What is the number of one-to-one functions f from the set {1, 2, . . . , n} to the set {1, 2, . . . , 2n − 1} so that f(x) $\neq$ 2x − 1 for all x?
If we take $A_{i}$ to be a set of one-to one functions so f(x) = 2x − 1
$A_{1} \cup A_{2} \cup A_{3} .... \cup A_{n}$
is the set of one to functions so f(x)= 2x-1 for some x (complement of our original)
|$A_{i}$| has (2n-2)!
|$A_{i} \cap A_{j} $| has (2n-3)!
|$A_{i} \cap A_{j} \cap A_{k}$| has (2n-4)!
thus
|$A_{i} \cap A_{j} \cap A_{k} ... \cap \ A_{n}$| = (n-1)!
I think I might've done this part wrong, but continuing ...
The total number of one to one functions is $\frac{(2n-1)!}{(n-1)!}$, and so taking what we know we can subtract the following from the total number of functions to get the final answer.
$\frac{(2n-1)!}{(n-1)!}$ - $ n \choose 1$ (2n-2)! + $n \choose 2$ (2n-3)! - $n \choose 3$ (2n-4)! + … + $(-1)^{n+1}$ ${n \choose n}^{(n-n)!}$
Now i strongly feel like I have made a mistake, and I'm pretty sure it was in the quote section, I'm really a beginner and so I wasn't sure behind how this works, and went off of my best guess.
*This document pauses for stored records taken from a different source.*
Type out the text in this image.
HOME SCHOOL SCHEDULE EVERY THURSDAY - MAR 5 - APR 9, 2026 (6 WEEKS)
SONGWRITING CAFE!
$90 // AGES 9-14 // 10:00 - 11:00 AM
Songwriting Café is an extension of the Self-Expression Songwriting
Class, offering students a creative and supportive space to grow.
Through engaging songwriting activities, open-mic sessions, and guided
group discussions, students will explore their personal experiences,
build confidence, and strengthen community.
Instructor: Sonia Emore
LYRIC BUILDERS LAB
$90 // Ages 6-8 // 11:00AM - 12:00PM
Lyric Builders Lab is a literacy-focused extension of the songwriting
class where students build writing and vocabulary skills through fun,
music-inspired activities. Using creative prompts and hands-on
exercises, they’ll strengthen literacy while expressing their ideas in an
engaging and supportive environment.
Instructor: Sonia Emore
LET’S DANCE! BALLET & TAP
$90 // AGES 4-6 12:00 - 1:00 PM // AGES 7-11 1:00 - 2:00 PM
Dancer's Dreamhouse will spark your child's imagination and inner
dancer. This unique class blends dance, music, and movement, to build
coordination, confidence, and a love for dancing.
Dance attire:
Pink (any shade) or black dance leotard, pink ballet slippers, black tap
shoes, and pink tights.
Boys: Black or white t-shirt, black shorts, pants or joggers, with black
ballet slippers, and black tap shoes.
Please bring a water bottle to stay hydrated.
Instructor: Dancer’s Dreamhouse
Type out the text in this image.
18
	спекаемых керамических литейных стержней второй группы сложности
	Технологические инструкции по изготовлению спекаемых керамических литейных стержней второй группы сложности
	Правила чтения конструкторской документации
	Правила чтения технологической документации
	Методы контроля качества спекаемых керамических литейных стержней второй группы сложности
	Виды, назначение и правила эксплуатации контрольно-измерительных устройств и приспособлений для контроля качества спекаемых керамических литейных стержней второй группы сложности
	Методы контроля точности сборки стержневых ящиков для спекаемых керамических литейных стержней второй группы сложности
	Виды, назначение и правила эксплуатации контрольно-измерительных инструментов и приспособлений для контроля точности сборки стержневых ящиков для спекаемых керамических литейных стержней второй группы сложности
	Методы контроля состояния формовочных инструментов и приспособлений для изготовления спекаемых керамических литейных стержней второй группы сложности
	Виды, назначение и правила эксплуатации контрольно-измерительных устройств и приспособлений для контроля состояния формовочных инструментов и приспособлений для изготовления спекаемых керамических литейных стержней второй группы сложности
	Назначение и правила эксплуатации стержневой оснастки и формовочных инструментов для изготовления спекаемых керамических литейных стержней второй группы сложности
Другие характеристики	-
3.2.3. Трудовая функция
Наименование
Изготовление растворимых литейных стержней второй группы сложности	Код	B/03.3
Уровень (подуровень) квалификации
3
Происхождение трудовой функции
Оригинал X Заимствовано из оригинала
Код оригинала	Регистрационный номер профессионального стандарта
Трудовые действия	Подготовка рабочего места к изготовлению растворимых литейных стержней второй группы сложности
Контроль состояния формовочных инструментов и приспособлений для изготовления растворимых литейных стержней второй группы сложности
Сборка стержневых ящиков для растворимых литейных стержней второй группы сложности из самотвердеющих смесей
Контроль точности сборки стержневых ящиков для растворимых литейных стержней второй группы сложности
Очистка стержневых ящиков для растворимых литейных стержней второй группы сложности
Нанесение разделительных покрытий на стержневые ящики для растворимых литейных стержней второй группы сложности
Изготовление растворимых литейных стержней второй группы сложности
This is a good approach but not executed correctly. $|A_i|=\frac {(2n-2)!}{(n-1)!}$ because after you fix $f(i)$ you have $2n-2$ choices for the image of the first element, $2n-3$ for the second, on to $n$ choices for the last one. Similarly $|A_i\cap A_j|=\frac {(2n-3)!}{(n-1)!}$. All your sizes should be divided by $(n-1)!$ because you only have $n$ elements in the domain. Once you do that your expression is the correct implementation of the inclusion-exclusion principle.